A December 2020 study by UC Berkeley and Google researchers utilized a deep neural network to analyze facial expressions in six million YouTube clips representing people from over 140 countries. The study found that, despite socio-cultural differences, people around the world tended to use about 70% of the same facial expressions in response to different emotional stimuli and situations.[1]

The study’s researchers also published a fascinating interactive map to demonstrate how their machine learning technology assessed various facial expressions and determined subtle differences in emotional responses.
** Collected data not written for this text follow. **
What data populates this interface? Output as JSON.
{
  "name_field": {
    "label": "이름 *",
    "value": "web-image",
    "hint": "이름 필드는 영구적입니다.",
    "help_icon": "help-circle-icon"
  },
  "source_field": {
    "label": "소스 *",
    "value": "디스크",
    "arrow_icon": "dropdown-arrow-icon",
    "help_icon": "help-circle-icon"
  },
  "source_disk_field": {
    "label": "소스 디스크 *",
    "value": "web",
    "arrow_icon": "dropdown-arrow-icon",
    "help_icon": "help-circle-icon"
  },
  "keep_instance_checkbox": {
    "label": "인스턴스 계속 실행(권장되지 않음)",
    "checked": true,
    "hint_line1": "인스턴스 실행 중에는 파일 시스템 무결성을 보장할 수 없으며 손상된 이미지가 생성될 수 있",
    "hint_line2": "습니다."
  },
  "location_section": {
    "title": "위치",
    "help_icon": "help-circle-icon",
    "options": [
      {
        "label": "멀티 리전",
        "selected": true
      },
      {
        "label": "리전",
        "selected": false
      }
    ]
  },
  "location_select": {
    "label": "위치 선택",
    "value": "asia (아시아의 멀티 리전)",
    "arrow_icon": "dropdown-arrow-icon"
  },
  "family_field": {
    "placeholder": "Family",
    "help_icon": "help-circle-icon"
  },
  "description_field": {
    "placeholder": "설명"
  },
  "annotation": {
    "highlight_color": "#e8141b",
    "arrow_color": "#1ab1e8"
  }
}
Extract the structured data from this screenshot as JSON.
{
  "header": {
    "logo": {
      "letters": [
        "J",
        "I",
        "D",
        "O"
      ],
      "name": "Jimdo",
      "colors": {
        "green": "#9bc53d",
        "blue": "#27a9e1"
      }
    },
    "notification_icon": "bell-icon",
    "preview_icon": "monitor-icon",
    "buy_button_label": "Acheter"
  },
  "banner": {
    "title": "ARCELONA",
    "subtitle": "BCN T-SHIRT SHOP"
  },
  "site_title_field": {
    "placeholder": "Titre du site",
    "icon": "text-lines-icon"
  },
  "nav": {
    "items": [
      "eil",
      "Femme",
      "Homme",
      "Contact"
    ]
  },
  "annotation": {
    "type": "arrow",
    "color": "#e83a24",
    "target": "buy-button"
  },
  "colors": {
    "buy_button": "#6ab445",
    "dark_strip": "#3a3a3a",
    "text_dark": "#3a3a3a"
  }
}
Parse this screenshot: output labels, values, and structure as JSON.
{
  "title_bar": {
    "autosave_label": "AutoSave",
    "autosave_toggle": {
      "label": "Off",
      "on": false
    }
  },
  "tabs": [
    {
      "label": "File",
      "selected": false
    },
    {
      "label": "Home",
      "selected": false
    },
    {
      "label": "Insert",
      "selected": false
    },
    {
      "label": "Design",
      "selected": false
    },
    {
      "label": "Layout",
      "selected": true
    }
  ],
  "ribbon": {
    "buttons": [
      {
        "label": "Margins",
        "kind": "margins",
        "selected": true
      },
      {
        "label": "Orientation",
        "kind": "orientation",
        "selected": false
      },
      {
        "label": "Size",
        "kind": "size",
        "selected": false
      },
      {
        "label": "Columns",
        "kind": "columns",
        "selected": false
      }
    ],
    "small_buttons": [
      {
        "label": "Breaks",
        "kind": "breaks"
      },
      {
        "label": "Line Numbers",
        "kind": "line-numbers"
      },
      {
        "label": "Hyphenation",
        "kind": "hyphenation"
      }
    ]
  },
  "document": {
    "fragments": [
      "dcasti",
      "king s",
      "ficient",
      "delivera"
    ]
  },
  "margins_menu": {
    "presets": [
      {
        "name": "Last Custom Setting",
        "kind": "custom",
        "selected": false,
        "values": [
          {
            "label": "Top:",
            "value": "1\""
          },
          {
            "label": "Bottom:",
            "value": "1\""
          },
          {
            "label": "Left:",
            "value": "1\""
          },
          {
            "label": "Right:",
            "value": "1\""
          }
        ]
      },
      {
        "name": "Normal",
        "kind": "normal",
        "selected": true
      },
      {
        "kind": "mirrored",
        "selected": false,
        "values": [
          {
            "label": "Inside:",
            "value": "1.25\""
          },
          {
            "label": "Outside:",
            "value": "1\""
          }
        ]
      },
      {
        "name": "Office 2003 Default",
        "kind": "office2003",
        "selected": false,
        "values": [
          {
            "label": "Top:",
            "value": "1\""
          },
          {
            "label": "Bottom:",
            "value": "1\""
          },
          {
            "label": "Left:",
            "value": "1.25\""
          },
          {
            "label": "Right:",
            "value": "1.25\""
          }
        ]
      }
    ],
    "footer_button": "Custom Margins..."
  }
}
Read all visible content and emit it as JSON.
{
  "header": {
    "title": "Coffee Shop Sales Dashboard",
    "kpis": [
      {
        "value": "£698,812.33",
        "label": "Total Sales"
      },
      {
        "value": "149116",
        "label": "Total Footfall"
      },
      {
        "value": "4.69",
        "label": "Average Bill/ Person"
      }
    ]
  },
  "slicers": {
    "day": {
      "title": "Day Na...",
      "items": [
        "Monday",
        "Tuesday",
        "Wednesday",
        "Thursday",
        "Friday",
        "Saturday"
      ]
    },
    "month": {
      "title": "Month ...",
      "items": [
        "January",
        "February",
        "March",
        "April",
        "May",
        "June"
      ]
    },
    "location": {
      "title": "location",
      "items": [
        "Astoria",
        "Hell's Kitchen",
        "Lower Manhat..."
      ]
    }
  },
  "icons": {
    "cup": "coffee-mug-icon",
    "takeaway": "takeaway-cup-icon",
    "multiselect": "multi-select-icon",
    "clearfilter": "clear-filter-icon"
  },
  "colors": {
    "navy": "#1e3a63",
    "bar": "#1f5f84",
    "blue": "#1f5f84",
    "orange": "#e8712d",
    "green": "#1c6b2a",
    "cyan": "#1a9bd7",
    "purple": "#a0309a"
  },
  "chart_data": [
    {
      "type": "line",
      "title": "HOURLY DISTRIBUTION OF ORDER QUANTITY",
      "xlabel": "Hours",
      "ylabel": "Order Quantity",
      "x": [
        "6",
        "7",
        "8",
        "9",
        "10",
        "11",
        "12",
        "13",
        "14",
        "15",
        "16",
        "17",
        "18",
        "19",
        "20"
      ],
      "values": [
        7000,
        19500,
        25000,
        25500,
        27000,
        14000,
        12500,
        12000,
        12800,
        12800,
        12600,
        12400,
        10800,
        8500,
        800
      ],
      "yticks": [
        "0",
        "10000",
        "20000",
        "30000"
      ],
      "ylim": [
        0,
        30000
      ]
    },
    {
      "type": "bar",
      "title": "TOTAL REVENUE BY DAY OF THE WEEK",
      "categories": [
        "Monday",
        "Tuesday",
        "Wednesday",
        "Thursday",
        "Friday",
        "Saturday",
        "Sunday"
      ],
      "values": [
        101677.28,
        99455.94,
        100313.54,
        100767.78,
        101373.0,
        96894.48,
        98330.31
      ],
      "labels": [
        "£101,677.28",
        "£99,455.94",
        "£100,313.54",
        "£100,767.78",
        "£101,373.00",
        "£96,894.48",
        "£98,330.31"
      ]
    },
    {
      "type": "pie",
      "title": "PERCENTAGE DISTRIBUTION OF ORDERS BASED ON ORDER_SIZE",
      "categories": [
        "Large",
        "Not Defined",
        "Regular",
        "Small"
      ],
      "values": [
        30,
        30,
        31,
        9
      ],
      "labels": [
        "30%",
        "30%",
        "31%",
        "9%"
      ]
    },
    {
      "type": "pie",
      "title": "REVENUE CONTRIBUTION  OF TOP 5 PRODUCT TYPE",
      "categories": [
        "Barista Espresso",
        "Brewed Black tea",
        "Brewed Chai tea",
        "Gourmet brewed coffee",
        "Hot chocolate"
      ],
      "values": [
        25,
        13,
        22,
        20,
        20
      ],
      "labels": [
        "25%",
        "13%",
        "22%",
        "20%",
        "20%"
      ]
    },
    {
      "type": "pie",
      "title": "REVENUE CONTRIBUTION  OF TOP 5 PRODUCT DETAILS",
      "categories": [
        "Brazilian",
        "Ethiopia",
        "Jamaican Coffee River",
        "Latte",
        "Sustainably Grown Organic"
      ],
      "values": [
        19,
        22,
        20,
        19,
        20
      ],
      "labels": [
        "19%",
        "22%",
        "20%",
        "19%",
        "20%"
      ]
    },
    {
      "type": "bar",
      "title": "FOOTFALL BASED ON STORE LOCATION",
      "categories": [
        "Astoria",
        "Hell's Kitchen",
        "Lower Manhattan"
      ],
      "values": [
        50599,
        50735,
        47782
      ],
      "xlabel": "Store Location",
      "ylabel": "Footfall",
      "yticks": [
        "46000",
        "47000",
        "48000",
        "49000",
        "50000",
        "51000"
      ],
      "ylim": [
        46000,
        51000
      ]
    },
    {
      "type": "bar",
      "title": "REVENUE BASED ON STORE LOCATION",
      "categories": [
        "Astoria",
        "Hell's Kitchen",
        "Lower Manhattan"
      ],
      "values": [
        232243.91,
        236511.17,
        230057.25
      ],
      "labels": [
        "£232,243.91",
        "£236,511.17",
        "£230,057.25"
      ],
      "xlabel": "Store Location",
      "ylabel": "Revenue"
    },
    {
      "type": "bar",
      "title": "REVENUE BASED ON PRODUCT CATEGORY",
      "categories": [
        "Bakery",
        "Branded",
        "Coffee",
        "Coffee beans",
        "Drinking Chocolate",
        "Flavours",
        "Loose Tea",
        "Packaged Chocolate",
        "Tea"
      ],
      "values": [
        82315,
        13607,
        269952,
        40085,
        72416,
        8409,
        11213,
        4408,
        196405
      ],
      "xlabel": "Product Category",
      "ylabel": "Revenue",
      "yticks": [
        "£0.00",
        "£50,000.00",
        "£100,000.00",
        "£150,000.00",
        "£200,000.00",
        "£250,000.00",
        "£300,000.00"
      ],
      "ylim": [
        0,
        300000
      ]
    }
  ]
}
This study highlights the social importance of facial expressions because whether or not we’re consciously aware of them—by gazing into a mirror or your screen on a video conferencing platform—how we present our faces to others can have tremendous impacts on their perceptions of us, our confidence, and our emotional states. This awareness is the essential first step towards

2. Relax Your Face

New research on bruxism and facial tension found the stresses and anxieties of Covid-19 lockdowns led to considerable increases in orofacial pain, jaw-clenching, and teeth grinding, particularly among women.[2]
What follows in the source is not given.